Students at several major UK universities have been targeted by 'phishing' emails which claim to offer them a Government bursary - and some have lost £100s as a result. As students get ready for the new academic year, here's what to watch out for.

Queen Mary University of London students were hit by the scam last week, has learned, while the University of Glasgow has said it's aware of similar emails and according to a student news site the University of Manchester was also affected back in April.

Earlier this year crime reporting centre Action Fraud issuing a national warning about this type of scam, which tends to follow the same format - though it's not known whether the same fraudsters are to blame for all the emails.

While the precise format varies, the emails typically claim to be from the university's finance department and trick the recipient into clicking on a link to an online form and entering their personal and banking details (such as debit card info), National Insurance and driver's licence numbers.

Some are then taken to a further form which persuades them to enter online banking login information such as passwords and memorable words.

The online forms often look particularly convincing because they use the official logo and font of the student's university and bank. And once a student submits their details, fraudsters are able to raid their bank account - often within a couple of minutes.

'This scam is really easy to fall for'

MoneySaver Louise, who didn't want to be fully identified, said her daughter Ella, a student at Queen Mary, received one of the scam emails last week.

Because Ella already receives a bursary the email didn't seem out of the ordinary at first, so she clicked on the link and filled in the form.

After submitting it she was taken to a fake bank 'verification' page with the logo of her bank HSBC. She entered her online banking log-in details, including password and memorable word, but immediately became suspicious. But by then it was too late.

When Ella checked her bank account she found fraudsters had already removed £300, leaving her in her overdraft. HSBC told her a fraudster had phoned up and used her details and memorable information to make the transfer.

Thankfully the bank promptly refunded the money and issued her with a new debit card, but mum Louise said her daughter had the hassle of "a lot of phone calls to make to the police, credit checking agencies, the DVLA and HMRC, and it still doesn't mean that she's safe from identity fraud."

Louise added: "This is the time of year when students like my daughter are getting their finance awards, so this scam is really easy to fall for."

Ella says her housemate was another a victim of the scam and also lost money, though Queen Mary wasn't able to confirm the total number of students affected.

How this kind of scam works

Fraudsters often set up email addresses which look very similar to a university's legitimate address, so the email looks genuine and students are duped by it.

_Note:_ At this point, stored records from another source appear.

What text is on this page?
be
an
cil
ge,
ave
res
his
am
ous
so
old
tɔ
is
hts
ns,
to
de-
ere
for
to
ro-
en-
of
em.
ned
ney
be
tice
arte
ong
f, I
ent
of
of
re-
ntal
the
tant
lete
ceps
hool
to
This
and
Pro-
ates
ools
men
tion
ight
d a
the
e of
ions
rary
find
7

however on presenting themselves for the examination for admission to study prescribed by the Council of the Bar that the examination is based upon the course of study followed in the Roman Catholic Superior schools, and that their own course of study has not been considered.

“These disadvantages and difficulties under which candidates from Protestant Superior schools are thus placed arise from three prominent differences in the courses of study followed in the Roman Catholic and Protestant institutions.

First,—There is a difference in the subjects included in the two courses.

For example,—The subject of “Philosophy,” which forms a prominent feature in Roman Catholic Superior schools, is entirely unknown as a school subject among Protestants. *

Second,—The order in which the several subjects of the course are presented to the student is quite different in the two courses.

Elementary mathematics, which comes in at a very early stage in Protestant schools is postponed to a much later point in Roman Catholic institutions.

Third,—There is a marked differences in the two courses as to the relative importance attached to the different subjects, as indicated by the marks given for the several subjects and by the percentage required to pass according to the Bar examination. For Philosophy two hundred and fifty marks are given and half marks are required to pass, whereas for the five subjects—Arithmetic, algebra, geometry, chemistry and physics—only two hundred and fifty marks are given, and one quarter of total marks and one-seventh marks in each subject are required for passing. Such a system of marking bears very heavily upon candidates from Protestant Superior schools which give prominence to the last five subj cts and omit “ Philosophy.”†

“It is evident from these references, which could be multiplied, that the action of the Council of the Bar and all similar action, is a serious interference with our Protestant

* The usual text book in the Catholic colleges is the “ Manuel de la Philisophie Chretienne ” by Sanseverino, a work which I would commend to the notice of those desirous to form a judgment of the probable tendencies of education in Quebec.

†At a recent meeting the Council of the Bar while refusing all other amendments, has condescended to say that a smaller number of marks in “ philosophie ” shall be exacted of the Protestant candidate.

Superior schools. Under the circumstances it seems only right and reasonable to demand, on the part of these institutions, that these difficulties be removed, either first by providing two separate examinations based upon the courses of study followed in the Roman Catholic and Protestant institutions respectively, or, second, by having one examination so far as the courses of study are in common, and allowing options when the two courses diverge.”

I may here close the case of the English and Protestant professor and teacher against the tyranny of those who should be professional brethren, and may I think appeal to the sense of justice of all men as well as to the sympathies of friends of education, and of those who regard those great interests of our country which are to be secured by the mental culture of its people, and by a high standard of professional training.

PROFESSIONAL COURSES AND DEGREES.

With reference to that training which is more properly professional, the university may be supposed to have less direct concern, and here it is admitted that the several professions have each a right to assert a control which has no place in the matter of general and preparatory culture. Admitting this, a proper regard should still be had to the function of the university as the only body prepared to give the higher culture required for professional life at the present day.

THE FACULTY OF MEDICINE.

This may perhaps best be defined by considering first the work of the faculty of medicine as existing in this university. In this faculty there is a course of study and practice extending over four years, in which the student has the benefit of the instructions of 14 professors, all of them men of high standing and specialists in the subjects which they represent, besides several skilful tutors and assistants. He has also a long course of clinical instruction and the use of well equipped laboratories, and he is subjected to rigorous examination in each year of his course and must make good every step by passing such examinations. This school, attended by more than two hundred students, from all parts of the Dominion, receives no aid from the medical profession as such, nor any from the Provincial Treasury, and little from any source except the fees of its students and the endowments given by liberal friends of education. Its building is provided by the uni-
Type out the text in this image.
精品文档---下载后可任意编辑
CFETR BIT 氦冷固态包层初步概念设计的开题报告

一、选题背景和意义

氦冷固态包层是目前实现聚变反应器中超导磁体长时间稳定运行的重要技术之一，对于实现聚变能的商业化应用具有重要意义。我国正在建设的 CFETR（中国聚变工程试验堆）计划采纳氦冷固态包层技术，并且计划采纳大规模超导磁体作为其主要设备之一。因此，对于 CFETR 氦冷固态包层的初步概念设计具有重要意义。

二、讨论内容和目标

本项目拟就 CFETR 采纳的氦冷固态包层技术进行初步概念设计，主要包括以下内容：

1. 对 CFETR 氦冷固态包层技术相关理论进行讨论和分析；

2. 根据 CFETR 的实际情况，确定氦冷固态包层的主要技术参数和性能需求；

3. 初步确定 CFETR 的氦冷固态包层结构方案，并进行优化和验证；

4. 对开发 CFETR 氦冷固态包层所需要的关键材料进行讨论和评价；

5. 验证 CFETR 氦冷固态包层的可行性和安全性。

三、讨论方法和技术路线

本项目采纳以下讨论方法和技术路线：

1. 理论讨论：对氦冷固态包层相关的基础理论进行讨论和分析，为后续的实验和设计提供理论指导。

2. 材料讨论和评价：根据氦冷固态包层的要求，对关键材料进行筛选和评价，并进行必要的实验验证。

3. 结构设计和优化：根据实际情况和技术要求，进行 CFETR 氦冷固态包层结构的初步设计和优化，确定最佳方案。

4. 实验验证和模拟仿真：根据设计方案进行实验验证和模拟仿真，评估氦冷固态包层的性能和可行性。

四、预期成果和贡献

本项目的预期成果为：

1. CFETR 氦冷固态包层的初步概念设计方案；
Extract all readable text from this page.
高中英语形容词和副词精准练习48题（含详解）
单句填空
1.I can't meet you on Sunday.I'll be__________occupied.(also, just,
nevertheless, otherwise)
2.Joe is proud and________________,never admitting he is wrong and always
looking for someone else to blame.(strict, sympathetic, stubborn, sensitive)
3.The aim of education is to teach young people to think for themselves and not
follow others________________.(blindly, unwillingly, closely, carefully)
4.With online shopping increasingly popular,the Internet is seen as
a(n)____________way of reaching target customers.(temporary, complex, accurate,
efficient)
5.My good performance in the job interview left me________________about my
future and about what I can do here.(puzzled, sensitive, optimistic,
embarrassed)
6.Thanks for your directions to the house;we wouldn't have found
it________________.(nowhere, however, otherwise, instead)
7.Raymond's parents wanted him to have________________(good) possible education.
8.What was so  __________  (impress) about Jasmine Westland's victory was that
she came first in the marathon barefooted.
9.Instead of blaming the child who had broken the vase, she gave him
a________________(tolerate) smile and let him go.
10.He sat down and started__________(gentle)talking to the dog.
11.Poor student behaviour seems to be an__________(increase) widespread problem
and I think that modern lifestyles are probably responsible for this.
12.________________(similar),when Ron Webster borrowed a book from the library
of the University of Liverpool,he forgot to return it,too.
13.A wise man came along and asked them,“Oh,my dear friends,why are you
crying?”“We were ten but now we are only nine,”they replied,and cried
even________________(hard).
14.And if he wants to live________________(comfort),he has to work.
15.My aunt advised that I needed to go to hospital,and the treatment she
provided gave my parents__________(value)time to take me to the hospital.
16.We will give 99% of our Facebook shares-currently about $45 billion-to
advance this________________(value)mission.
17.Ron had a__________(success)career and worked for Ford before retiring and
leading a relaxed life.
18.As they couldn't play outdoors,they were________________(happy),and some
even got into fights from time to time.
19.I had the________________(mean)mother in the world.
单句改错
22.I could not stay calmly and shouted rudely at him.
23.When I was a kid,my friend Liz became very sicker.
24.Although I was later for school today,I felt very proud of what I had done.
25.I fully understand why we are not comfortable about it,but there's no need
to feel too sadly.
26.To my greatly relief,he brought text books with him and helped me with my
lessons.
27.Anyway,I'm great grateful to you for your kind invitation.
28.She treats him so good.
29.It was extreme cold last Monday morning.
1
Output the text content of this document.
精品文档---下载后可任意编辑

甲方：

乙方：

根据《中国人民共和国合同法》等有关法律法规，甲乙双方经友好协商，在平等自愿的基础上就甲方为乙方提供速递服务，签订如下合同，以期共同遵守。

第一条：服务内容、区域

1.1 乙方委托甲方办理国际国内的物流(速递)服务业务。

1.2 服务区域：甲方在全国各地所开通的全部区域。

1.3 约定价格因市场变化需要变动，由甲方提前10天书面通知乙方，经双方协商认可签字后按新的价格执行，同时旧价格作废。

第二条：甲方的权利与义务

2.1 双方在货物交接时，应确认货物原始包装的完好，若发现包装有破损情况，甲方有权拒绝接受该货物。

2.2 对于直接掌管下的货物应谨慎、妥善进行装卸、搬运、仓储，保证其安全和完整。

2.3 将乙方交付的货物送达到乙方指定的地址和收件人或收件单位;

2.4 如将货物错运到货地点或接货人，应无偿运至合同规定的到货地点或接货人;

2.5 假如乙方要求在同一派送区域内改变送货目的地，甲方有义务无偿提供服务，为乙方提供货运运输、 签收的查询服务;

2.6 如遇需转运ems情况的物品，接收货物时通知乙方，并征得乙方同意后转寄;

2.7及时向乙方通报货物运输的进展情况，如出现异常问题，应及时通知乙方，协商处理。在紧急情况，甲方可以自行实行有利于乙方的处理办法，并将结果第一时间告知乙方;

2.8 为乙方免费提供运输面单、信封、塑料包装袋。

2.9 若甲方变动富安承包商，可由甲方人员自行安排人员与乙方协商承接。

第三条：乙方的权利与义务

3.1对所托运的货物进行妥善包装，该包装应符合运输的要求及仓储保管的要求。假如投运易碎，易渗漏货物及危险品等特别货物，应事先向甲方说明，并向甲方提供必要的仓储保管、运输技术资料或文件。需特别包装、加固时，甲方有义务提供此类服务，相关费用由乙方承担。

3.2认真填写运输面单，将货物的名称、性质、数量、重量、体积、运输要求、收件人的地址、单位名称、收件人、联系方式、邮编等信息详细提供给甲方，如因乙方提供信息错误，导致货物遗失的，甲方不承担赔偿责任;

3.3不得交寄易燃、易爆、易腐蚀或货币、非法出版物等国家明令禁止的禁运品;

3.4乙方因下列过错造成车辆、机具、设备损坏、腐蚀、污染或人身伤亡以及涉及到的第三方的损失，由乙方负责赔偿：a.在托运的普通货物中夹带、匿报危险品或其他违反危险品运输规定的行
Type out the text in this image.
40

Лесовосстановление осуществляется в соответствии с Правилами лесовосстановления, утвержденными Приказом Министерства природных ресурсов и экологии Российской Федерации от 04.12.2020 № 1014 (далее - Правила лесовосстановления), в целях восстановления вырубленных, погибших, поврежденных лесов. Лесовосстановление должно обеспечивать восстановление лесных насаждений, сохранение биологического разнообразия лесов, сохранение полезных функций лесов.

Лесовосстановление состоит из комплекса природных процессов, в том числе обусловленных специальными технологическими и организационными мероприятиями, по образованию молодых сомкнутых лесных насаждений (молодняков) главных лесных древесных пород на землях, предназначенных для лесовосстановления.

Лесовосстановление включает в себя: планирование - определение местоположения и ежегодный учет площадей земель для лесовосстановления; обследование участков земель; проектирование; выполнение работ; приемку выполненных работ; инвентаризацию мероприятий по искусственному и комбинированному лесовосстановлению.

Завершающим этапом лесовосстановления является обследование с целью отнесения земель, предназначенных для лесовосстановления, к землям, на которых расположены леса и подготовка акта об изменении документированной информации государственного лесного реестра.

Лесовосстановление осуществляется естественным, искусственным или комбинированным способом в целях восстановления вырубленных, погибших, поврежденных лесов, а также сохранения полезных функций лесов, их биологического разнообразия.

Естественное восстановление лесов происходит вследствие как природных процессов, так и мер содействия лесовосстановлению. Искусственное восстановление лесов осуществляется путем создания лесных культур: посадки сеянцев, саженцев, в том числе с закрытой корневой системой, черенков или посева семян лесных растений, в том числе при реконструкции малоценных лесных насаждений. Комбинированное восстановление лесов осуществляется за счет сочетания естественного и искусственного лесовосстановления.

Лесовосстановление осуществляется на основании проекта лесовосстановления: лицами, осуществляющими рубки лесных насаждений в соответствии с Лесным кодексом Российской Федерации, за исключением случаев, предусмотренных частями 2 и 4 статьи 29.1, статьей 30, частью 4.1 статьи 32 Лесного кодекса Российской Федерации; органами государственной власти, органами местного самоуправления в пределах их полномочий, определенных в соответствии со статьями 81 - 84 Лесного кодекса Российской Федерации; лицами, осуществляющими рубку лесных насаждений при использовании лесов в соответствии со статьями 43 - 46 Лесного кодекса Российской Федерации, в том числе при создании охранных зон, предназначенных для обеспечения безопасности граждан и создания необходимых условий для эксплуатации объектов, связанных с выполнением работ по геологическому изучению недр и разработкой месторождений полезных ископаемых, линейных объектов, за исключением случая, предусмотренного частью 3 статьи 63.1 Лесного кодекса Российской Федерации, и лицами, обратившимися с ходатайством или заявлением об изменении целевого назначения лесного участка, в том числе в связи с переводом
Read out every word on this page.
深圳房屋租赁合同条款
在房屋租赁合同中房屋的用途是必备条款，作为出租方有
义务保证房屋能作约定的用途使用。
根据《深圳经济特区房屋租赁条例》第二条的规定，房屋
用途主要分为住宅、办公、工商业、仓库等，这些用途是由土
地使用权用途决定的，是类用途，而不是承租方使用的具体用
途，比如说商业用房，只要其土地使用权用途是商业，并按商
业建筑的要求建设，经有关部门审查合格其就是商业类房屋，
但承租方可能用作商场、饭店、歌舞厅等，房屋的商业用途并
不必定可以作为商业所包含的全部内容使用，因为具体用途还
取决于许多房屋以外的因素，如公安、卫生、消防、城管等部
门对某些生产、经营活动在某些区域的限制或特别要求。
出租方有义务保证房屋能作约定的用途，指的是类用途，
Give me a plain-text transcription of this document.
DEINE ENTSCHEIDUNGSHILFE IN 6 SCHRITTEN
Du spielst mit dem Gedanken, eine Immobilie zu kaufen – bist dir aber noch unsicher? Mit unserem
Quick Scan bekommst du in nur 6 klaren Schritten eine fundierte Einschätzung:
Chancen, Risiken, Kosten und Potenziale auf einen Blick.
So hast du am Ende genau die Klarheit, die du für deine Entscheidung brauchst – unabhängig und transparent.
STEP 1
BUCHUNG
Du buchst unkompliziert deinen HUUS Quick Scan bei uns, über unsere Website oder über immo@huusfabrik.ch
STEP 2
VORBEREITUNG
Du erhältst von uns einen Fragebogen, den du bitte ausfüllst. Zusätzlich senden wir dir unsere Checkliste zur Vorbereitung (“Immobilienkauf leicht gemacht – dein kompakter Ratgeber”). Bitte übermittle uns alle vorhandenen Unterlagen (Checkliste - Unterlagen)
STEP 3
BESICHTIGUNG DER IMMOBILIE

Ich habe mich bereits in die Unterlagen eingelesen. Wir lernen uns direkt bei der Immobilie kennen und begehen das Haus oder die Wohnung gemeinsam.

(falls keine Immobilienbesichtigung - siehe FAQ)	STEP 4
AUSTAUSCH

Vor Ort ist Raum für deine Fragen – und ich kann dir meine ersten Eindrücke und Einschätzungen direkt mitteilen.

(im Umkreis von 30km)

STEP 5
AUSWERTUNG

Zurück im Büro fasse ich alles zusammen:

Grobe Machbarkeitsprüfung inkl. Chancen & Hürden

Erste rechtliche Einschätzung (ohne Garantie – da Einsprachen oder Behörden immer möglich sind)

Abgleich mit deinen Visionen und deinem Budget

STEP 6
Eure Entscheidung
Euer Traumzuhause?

And if conmen know a university's domain name (for example, for the University of Glasgow) and the usual format of its email addresses (e.g firstname.surname) it's then a relatively simple matter for them to email real students' accounts, even without having access to the university's email database.

Action Fraud says there are special software programmes which generate email addresses using this format information plus combinations of common first and surnames. Many of those email addresses won't actually exist, but some of them will - and those students will receive the spam email.

Here's what these sorts of emails typically look like:

Students heading to uni hit by bursary 'phishing' scam
An example of a bursary phishing email sent to students at the University of Glasgow

What to watch out for

Action Fraud says the following:

  • Do not click on any links or open attachments contained within unsolicited emails.
  • Do not reply to scam emails or contact the senders in any way.
  • If an email appears to have come from a person or organisation you know of but the message is unexpected or unusual, contact them directly via another method to confirm that they sent you the email.
  • If you receive an email which asks you to log in to an online account via a link provided in the email, don't click on that link. Instead, you should open your browser and go directly to the organisation’s website yourself.
  • If you have clicked on a link in the email, don't enter any information on the website that may open.
  • If you think you may have compromised the safety of your bank details and/or have lost money due to fraudulent misuse of your cards, you should immediately contact your bank, and report it to Action Fraud.

See our Stop Scams guide for more on how to protect yourself online.

What do the universities say?

A Queen Mary University of London (QMUL) spokesperson said: "We were made aware late last week that a number of QMUL students had received these phishing emails.

"QMUL proactively monitors its systems to prevent and detect breaches, and there is no evidence to suggest any system has been compromised in this instance.

"A message was sent to all students warning them about the scam and providing them with advice on how they can protect themselves online. Our student-focused websites are displaying a message about phishing emails, along with details of further support we can offer, including a cyber security training course which is available to all staff and students. We are investigating locally, and have not informed the police."

A spokesperson for the University of Glasgow said it was investigating and added: "As soon as we became aware of this scam we advised students to ignore the email.  The university would never ask for personal banking information in this way and we urge all of our students to exercise caution when online."